JD.Com [HKG: 9618] closed 6 percent higher at HKD94.55 (USD12.09) a share in Hong Kong today, after earlier surging by as much as 9.7 percent. In New York yesterday, its stock [NASDAQ: JD] soared 16.2 percent to USD24.91.
Net profit was CNY24.2 billion (USD3.4 billion) in the 12 months ended Dec. 31, the Beijing-based firm said in an earnings report released yesterday. Revenue rose 3.7 percent to CNY1.09 trillion (USD151.4 billion) from a year earlier, after climbing 9.9 percent in 2022. Based on non-generally accepted accounting principles, net profit jumped 25 percent to CNY35.2 billion last year.
JD began a CNY10 billion (USD1.5 billion) subsidy campaign early in 2023 to compete with group-buying platform Pinduoduo, China’s e-commerce market leader for low-priced goods, and moved into livestream e-commerce, Douyin’s domain.

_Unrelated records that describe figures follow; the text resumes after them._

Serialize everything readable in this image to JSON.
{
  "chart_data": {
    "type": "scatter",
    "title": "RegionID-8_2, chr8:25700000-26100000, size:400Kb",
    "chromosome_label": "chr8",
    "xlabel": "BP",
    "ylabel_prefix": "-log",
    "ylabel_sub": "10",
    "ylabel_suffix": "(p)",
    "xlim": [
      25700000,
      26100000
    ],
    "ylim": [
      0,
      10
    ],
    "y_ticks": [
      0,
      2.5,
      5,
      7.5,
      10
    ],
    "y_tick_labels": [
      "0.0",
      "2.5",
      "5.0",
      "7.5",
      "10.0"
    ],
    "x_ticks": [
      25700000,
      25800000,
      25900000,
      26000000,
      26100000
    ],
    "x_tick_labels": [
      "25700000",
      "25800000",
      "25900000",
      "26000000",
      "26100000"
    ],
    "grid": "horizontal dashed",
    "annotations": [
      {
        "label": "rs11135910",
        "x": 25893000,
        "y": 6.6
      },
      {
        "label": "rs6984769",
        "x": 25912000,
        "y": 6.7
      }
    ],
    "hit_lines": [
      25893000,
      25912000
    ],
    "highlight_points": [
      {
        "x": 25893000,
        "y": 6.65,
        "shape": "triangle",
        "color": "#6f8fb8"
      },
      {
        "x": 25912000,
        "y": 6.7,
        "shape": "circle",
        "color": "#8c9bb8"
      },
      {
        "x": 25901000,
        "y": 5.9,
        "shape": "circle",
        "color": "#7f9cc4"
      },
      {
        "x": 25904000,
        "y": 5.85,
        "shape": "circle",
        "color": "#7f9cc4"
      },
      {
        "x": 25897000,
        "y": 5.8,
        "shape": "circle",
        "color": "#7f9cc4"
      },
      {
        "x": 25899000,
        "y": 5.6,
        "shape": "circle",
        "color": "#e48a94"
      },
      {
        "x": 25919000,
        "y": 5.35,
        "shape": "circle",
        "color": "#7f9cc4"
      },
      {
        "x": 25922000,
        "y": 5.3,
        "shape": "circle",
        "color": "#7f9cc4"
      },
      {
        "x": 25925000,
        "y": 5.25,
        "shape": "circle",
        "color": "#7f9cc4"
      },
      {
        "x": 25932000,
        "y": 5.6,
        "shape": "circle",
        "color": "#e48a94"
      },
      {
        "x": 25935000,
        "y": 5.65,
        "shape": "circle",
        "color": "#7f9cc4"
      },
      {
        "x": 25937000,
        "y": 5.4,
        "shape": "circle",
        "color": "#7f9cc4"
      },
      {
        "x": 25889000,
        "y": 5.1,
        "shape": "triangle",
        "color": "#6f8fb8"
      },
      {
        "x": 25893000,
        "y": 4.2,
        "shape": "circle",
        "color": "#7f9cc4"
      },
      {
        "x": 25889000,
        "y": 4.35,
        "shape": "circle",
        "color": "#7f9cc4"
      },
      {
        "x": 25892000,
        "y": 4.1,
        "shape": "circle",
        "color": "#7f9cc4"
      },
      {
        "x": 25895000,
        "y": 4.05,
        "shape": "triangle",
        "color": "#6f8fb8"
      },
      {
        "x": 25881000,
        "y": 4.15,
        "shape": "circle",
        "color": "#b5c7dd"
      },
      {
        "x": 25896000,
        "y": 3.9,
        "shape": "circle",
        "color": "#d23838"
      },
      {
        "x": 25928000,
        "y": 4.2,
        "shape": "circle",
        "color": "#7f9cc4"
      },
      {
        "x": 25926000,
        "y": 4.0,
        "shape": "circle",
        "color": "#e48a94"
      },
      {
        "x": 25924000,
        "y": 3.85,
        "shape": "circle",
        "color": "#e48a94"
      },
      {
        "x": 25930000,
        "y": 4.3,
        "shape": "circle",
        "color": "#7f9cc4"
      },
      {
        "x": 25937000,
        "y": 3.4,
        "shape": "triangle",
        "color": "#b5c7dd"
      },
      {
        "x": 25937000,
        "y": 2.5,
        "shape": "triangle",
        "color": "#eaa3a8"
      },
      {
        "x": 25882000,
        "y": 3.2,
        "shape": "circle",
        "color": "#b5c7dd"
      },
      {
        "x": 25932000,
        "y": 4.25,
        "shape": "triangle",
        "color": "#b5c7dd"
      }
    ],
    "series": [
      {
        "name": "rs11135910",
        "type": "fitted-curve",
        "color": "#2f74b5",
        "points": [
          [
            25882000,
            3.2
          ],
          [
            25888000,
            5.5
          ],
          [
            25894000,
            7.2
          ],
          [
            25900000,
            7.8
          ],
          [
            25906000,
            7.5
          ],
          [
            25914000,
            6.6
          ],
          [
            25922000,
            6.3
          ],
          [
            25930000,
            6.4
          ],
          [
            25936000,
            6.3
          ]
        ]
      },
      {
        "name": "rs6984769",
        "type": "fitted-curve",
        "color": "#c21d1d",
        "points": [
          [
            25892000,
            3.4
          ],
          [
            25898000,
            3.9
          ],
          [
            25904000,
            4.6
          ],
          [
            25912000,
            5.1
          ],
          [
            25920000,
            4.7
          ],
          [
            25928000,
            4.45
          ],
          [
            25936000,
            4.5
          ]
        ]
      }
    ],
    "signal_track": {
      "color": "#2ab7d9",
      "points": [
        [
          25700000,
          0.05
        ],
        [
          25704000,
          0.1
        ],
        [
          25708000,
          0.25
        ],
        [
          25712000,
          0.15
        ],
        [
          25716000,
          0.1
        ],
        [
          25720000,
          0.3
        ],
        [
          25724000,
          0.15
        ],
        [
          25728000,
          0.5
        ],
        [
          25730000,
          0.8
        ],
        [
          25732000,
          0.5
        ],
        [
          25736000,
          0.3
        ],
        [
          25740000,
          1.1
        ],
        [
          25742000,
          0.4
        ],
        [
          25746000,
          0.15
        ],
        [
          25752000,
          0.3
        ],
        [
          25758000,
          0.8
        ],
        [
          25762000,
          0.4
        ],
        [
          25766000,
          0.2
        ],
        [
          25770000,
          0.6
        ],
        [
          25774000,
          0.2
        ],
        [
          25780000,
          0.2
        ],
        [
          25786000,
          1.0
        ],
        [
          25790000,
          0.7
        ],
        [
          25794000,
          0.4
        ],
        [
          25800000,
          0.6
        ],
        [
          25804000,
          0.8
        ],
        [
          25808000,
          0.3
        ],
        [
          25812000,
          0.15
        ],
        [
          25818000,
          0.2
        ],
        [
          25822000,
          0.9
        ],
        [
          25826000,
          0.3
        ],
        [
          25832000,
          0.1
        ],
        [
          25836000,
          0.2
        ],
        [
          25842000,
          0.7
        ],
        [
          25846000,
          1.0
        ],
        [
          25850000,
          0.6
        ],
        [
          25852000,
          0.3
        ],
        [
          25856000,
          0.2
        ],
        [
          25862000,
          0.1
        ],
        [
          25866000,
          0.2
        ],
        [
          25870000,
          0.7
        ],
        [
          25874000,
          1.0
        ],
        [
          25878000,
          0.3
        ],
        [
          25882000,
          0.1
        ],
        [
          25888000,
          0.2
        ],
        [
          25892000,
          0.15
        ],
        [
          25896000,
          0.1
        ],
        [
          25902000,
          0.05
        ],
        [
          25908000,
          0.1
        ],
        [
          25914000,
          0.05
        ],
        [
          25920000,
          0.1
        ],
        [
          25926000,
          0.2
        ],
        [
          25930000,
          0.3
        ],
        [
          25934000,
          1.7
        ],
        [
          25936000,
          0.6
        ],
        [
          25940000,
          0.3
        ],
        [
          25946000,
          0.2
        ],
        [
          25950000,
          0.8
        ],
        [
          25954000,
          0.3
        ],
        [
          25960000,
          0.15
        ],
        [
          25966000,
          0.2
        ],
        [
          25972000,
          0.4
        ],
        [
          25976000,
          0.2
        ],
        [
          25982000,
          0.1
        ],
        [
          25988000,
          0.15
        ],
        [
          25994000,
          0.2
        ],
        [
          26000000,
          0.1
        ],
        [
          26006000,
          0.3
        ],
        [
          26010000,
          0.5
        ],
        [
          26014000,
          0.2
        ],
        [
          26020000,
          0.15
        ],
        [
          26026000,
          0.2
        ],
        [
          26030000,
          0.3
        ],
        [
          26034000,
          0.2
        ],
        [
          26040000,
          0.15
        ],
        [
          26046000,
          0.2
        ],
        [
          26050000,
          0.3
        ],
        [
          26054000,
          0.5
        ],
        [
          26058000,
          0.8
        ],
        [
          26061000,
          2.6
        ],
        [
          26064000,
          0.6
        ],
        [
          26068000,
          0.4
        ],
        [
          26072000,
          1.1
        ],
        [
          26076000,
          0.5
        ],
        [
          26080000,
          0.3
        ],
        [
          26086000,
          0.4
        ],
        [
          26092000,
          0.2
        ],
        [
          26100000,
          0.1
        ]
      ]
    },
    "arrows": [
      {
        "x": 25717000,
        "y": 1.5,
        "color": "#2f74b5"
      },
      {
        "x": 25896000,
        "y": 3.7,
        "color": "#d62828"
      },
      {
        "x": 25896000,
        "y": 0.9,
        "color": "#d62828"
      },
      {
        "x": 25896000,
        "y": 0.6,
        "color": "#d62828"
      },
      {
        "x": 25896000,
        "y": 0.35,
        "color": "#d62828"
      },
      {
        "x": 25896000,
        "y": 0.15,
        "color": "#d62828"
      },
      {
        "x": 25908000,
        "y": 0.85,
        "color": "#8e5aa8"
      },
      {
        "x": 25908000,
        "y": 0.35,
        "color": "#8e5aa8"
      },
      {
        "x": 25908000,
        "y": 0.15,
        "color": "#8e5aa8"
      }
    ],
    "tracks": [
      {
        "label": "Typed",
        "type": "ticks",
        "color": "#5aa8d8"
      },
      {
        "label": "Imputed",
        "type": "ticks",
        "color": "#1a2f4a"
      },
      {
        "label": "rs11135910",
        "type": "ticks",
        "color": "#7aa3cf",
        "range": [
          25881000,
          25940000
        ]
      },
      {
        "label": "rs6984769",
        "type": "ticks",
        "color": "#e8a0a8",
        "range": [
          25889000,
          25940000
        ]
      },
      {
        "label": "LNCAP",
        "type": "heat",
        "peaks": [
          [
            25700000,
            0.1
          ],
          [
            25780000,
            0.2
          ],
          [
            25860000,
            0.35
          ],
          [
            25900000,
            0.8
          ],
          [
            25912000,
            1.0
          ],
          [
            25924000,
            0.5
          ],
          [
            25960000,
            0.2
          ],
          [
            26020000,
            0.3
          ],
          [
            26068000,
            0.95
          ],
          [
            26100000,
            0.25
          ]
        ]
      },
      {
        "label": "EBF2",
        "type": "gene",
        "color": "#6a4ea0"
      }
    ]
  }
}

In December, founder and Chairman Richard Liu said JD was bloated and inefficient and accepted responsibility for its failings. Urging staff not to “lie flat,” or give up working hard, he vowed change.
“JD's proactive actions have begun to produce results as our decisive focus on user experience, price competitiveness, and platform ecosystem drives deeper and more frequent user engagement and healthier user growth momentum,” Chief Executive Sandy Xu said in a press release to accompany the earnings.
JD upgraded its subsidy support for vendors in the third quarter with 20 new initiatives, Yicai learned. The number of third-party merchants on the platform surged 188 percent to nearly one million at the end of 2023 from a year earlier, while the number of stock-keeping units almost doubled from the start of the year.
JD’s marketing expenses rose 6.3 percent to CNY40.1 billion, while general and administrative costs fell 12.2 percent to CNY9.7 billion (USD1.4 billion), mainly due to a reduction in equity incentive expenses.
Though consumers have tightened their belts, JD noted the recovery trend in China’s economy and consumption amid government policy support.
“With the expected effects of the micro stimulus plans and consumption promotion policies, we believe the momentum of consumption recovery and expansion will be further consolidated or strengthened,” Xu said on the firm’s earnings conference call. “We maintain the confidence to outperform the overall broader market.”
JD.Com also said yesterday that it will repurchase as much as USD3 billion of its own stock, including American depository shares, over the next 36 months. Buybacks are generally aimed at buoying a firm's stock price by removing some of its shares from the market. JD’s shares have fallen over 46 percent in the past 12 months.
In an annual earnings report also published yesterday, JD Logistics, the online retailer’s courier arm, said it had turned a profit of CNY1.2 billion in 2023, after losing CNY1.1 billion the year before. Revenue jumped 21 percent to CNY166.6 billion (USD23.1 billion).
Adjusted net profit surged 219 percent to CNY2.8 billion, JD Logistics noted. External customer revenue rose 31 percent to CNY116.6 billion, accounting for 70 percent of the firm's total.